Я готов терпеть голод, усталость, боль. Но подчиняться несправедливости!..
Так они дошли до дома Марка, через незакрытую калитку вошли в сад и застали хозяина сидящим в раздумье у порога перед большим вогнутым зеркалом.
Увидя гостя, Марк вскрикнул от неожиданности, потом
— Гай Прокул, живой, у меня! — Марк с беспокойством и радостью теребил друга. — В каком ты виде! Ты потерпел кораблекрушение? Я вижу… Боги, сколько же, верно, тебе довелось пережить! Ты нуждаешься? Не тревожься: мой дом — твой. Сейчас Сабин приготовит ванну, ты смоешь дорожную грязь вместе с заботами. Как я часто вспоминал тебя все эти годы, Гай!

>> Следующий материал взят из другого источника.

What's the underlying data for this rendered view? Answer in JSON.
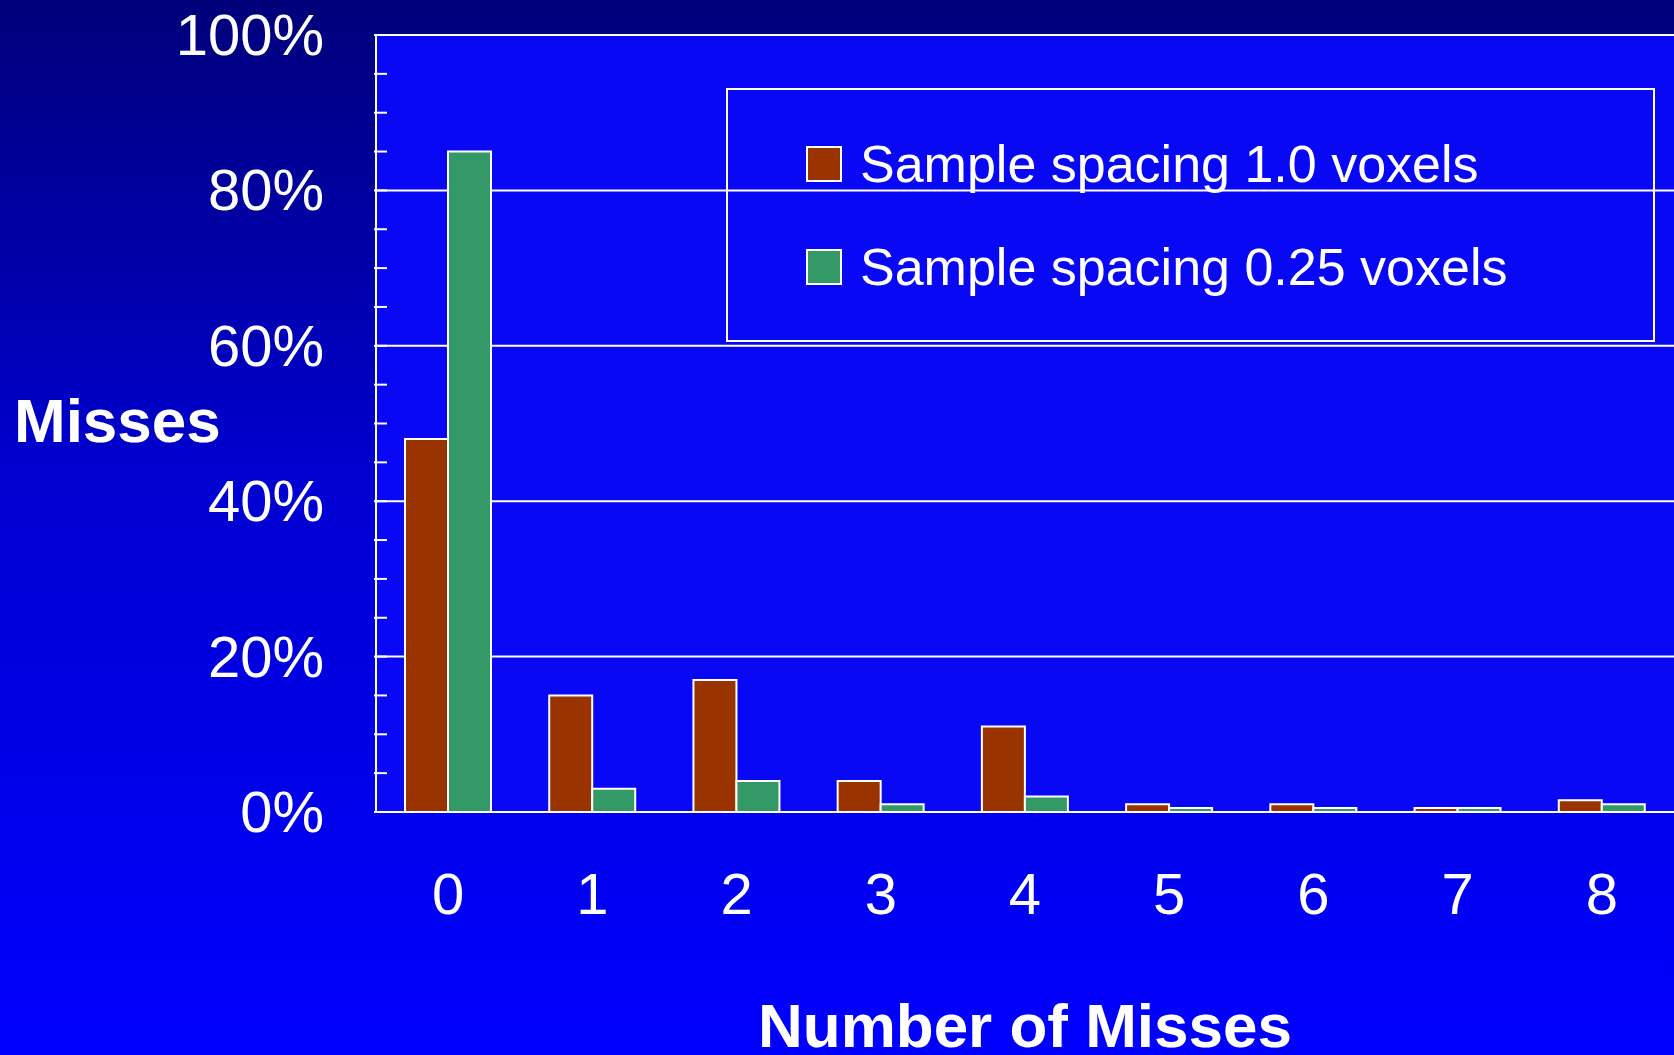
{
  "chart_data": {
    "type": "bar",
    "xlabel": "Number of Misses",
    "ylabel": "Misses",
    "categories": [
      "0",
      "1",
      "2",
      "3",
      "4",
      "5",
      "6",
      "7",
      "8"
    ],
    "series": [
      {
        "name": "Sample spacing 1.0 voxels",
        "color": "#993300",
        "values": [
          48,
          15,
          17,
          4,
          11,
          1,
          1,
          0.5,
          1.5
        ]
      },
      {
        "name": "Sample spacing 0.25 voxels",
        "color": "#339966",
        "values": [
          85,
          3,
          4,
          1,
          2,
          0.5,
          0.5,
          0.5,
          1
        ]
      }
    ],
    "ylim": [
      0,
      100
    ],
    "yticks": [
      {
        "value": 0,
        "label": "0%"
      },
      {
        "value": 5,
        "label": null
      },
      {
        "value": 10,
        "label": null
      },
      {
        "value": 15,
        "label": null
      },
      {
        "value": 20,
        "label": "20%"
      },
      {
        "value": 25,
        "label": null
      },
      {
        "value": 30,
        "label": null
      },
      {
        "value": 35,
        "label": null
      },
      {
        "value": 40,
        "label": "40%"
      },
      {
        "value": 45,
        "label": null
      },
      {
        "value": 50,
        "label": null
      },
      {
        "value": 55,
        "label": null
      },
      {
        "value": 60,
        "label": "60%"
      },
      {
        "value": 65,
        "label": null
      },
      {
        "value": 70,
        "label": null
      },
      {
        "value": 75,
        "label": null
      },
      {
        "value": 80,
        "label": "80%"
      },
      {
        "value": 85,
        "label": null
      },
      {
        "value": 90,
        "label": null
      },
      {
        "value": 95,
        "label": null
      },
      {
        "value": 100,
        "label": "100%"
      }
    ],
    "grid": "y",
    "legend": "top right"
  }
}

— Ну вот и все, — сказал растроганный Гай, высвобождаясь из объятий и садясь на скамью, — вот и все, Марк. Как ты прав, что нашел себе тихое место вдали от кровавых рек, затопивших мир… Да, я потерпел кораблекрушение тогда, при Каннах… О, как нас побили! Страшно вспомнить! Пятьдесят тысяч полегло наших. Когда консул Эмилий Павел был убит, а Варрон позорно бежал с поля боя, остатки войска вернулись в лагеря. Их было два — наш, малый, на том же берегу Ауфиды, что и стан Ганнибала, и большой, где стояло войско Баррона. Я оказался старшим по чину, положение было отчаянным. Я приказал выставить караулы, отправил отряды вытаскивать раненых, велел готовиться к утреннему отступлению. И тут явился военный трибун из большого лагеря, Публий Семироний Тудитан, этот выкормыш Варрона, и стал звать нас перейти в его лагерь и всем вместе ночью бежать в крепостишку Канусий. Все это выдавалось за прорыв из окружения, за героизм! А на деле он предлагал спасаться тем, кто был в состоянии перейти реку, предлагал бросить раненых, бросить на произвол судьбы тех, что еще бродили среди трупов и подходили, продолжали подходить всю ночь! И человек шестьсот ушли с ним, бежали, ничем не рискуя, в Канусий, оставив знамена, раненых, оружие. Но они герои, а мы, которые спасли товарищей, мы оказались у них трусами и предателями! Мы, мол, собирались сдаться! Они судили по себе, подлецы. Трусы обвинили в трусости честных воинов, выполнивших долг. И, представь, сенат слушал не нас, а их. Мы наказаны ссылкой в Сицилию до конца войны! Встречал ли ты большую подлость? Нет, с меня хватит!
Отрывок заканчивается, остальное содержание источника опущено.